Thursday, March 14, 2019

I Still Wouldn't Recommend It

Woman gets stopped for speeding. Cop shows mercy and gives her a ticket for a nonmoving violation. As police officer pulls away, however, woman gives him the finger – or, as a U.S. District Court puts it, “flips him the bird.”

Cop takes offense, switches on lights and siren and stops her again, ploughing into her car in the process and then, on top of that, changing the original ticket to a moving violation.
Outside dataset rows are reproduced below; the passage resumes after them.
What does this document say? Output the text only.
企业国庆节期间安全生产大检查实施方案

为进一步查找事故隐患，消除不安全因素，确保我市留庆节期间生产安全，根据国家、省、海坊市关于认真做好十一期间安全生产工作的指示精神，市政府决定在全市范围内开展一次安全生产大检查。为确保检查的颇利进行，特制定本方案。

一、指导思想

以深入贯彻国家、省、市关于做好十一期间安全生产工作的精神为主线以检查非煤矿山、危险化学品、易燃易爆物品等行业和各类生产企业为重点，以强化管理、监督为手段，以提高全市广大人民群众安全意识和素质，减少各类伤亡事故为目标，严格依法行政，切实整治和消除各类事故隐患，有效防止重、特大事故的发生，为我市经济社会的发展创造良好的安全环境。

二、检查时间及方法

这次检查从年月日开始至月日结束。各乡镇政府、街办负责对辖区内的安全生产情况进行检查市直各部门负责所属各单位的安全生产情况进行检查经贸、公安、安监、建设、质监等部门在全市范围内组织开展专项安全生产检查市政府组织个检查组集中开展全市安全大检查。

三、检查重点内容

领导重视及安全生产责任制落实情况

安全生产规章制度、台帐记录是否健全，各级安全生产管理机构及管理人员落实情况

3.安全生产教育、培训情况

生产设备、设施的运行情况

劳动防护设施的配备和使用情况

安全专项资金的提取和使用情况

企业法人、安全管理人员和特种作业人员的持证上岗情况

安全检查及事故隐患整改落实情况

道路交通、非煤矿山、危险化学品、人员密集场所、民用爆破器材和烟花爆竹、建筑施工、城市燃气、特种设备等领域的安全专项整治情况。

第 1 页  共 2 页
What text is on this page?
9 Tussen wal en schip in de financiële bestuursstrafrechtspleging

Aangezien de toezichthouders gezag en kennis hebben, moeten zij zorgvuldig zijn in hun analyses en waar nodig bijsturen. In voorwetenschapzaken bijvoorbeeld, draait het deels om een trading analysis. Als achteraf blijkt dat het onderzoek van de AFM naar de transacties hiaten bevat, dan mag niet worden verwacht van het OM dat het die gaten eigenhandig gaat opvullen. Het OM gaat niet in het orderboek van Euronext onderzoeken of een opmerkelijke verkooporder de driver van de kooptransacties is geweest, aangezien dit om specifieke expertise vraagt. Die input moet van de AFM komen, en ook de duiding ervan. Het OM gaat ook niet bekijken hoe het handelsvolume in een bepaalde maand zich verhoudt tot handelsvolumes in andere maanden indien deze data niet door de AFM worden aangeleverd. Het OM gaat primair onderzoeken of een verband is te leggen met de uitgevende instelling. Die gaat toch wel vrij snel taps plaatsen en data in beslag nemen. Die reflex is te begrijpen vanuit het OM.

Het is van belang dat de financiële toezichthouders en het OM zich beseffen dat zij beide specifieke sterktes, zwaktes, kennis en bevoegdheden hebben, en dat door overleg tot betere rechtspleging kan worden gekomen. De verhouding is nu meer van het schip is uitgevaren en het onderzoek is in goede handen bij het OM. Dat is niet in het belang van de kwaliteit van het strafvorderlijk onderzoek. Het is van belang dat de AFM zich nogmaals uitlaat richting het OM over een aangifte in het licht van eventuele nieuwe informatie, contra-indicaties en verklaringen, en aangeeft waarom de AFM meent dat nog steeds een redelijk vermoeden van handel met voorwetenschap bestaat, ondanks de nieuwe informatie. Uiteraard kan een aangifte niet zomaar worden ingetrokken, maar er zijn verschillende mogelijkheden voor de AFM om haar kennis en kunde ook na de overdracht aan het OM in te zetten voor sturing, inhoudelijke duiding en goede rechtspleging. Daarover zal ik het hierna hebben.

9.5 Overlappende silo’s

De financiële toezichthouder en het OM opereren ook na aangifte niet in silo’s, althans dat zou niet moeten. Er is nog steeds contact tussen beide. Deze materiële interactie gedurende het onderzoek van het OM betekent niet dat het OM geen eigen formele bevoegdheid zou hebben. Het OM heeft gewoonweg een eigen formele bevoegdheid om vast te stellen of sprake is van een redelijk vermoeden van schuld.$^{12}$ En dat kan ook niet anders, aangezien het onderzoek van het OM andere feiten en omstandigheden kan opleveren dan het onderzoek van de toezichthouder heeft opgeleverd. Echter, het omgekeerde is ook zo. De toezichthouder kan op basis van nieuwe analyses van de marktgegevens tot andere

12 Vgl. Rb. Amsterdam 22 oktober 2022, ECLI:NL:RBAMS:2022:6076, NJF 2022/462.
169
She sues the officer for violating her constitutional rights.

Did he?

That question, plucked from everyday life in the town of Taylor, Michigan, confronted the U.S.Court of Appeals for the 6th Circuit in the case of Debra Lee Cruise-Gulyas v. Matthew Wayne Minard, in which Cruise-Gulyas was the motorist and Minard the cop.

Normally, cases like this one don’t get quite this far. For one thing, most drivers don’t ordinarily give cops the finger as they pull away, especially when the officer has just let them off with a nonmoving violation.

But Cruise-Gulyas told The Washington Post that she was unhappy because, according to her, the area where she was pulled over in June 2017 about 18 miles southwest of Detroit is a notorious “speed trap” for the Taylor Police Department.

“I know this is a bunch of B.S.,” she said, so “when I pulled off I gave him the middle finger.”

And Minard went to the appeals court claiming immunity from the suit, arguing that even if he did violate her rights, which he did not admit to doing, those rights were not clearly established.

Judge Jeffrey Sutton, writing for a unanimous three-judge panel Wednesday, disagreed.
While suggesting the woman was a bit “ungrateful,” the second stop was not reasonable and the officer should have known it, Sutton said.

To justify the second stop, he wrote, Minard needed “probable cause that she had committed” a violation. He didn’t have it, the judge said. Giving the finger is not a crime. That “all too familiar gesture,” as he put it, is “protected by the First Amendment.”

Since there was no reason to believe she broke the law, he also violated her Fourth Amendment protection against unreasonable seizure when he pulled her over again.

“Fits of rudeness or lack of gratitude may violate the Golden Rule,” he wrote. “But that doesn’t make them illegal or for that matter punishable or for that matter grounds for a seizure” of a motorist in violation of the Fourth Amendment.